İran Devrim Muhafızları'nın önemli komutanlarından Kioumar Pourashemi'nin Halep'teki çatışmaların ilk saatlerinde öldürüldüğü bildirilirken, Rus hava saldırıları özellikle Suriye ordusunun önemli bir akaryakıt üssünün bulunduğu Han Al-Asal'da yoğunlaştı.

Şam yönetimi, Rusya tarafından eğitilen ve eskiden "Kaplan Kuvvetleri" olarak bilinen 25. Özel Kuvvetler Tümeni'ni bölgeye konuşlandırdı. Şam tarafından konuşlandırılan birlikler arasında Filistin Kudüs Tugayı ve Rus yapımı modern T-90 tankları ve T-72'nin geliştirilmiş versiyonlarıyla donanmış 4. Suriye Tümeni yer alıyor.

Yıllardır İdlib'i kontrol eden ve eski adı El-Nusra Cephesi olan, kendilerini cihatçı olarak tanımlayan HTŞ, Birleşmiş Milletler Güvenlik Konseyi'nin "terör organizasyonları" listesinde bulunuyor. Türkiye de HTŞ'yi "terör örgütü" olarak kabul ediyor. 

Türkiye-Suriye normalleşme çabaları

Saldırılar, Türkiye ile Suriye arasında normalleşme çabalarının hızlandığı ve Cumhurbaşkanı Recep Tayyip Erdoğan tarafından Suriye Devlet Başkanı Beşar Esad ile görüşme isteğinin dile getirildiği bir dönemde gerçekleşiyor. 

Cumhurbaşkanı Erdoğan son olarak Suudi Arabistan ve Azerbaycan'a yaptığı ziyaretlerin ardından uçakta gazetecilere yaptığı açıklamada “Hâlâ Esad ile görüşmeyi umuyorum. Çünkü Suriye ile Türkiye arasındaki terör yapılarını yok etmemiz gerekiyor. Suriye’de adil ve kalıcı bir barışın temeli var. Bunu sağlamak için atılacak adımlar net ve açıktır. Normalleşme için Suriye tarafına elimizi uzattık. Bu normalleşmenin Suriye topraklarında barış ve huzurun kapılarını açacağına inanıyoruz" demişti. 

Rusya ile Türkiye arasında anlaşmazlık mı var?
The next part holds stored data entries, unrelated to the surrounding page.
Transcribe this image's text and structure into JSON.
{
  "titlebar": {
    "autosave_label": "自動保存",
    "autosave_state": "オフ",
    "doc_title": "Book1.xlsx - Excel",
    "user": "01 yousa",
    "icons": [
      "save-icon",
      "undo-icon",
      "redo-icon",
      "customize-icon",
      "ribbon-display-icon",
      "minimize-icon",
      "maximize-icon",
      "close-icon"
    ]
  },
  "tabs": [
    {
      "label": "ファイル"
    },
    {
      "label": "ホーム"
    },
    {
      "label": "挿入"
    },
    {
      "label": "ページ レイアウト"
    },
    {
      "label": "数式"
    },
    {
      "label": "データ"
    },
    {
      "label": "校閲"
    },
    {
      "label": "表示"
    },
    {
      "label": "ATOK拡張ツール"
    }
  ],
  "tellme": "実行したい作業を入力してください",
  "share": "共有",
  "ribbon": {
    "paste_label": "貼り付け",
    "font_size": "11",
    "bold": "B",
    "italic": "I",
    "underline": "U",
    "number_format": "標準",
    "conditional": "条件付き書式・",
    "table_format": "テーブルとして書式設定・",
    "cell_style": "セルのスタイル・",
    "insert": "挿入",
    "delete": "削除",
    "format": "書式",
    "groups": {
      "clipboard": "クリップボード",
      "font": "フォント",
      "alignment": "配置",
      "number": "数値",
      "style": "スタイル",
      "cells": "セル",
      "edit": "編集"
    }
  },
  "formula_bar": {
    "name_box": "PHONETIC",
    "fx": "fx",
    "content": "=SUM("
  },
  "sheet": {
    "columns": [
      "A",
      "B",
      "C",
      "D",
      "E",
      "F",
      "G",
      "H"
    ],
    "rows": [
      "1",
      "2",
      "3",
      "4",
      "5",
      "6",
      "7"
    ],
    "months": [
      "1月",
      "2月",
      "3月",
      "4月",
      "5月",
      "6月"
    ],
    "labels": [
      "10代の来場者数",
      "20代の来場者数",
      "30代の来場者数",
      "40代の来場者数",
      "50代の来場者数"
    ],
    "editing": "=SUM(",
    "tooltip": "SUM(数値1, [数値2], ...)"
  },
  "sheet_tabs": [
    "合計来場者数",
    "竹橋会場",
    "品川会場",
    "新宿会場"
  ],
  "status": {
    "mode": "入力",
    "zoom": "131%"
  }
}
Kremlin’in Suriye Özel Temsilcisi Aleksander Lavrentiyev, geçtiğimiz haftalarda yapılan Astana22 toplantısı sırasında Rus haber ajansı Tass’a verdiği röportajda Türkiye’ye Suriye'de "işgalci güç" demişti. Rusya, kendi güçleri ve İran güçleri dışındaki tüm askerî varlıkları "işgalci" olarak tanımlıyor fakat Astana ortaklığı Moskova'nın Ankara'yı açıktan bu şekilde tanımlamaktan uzak durmasını sağlıyordu.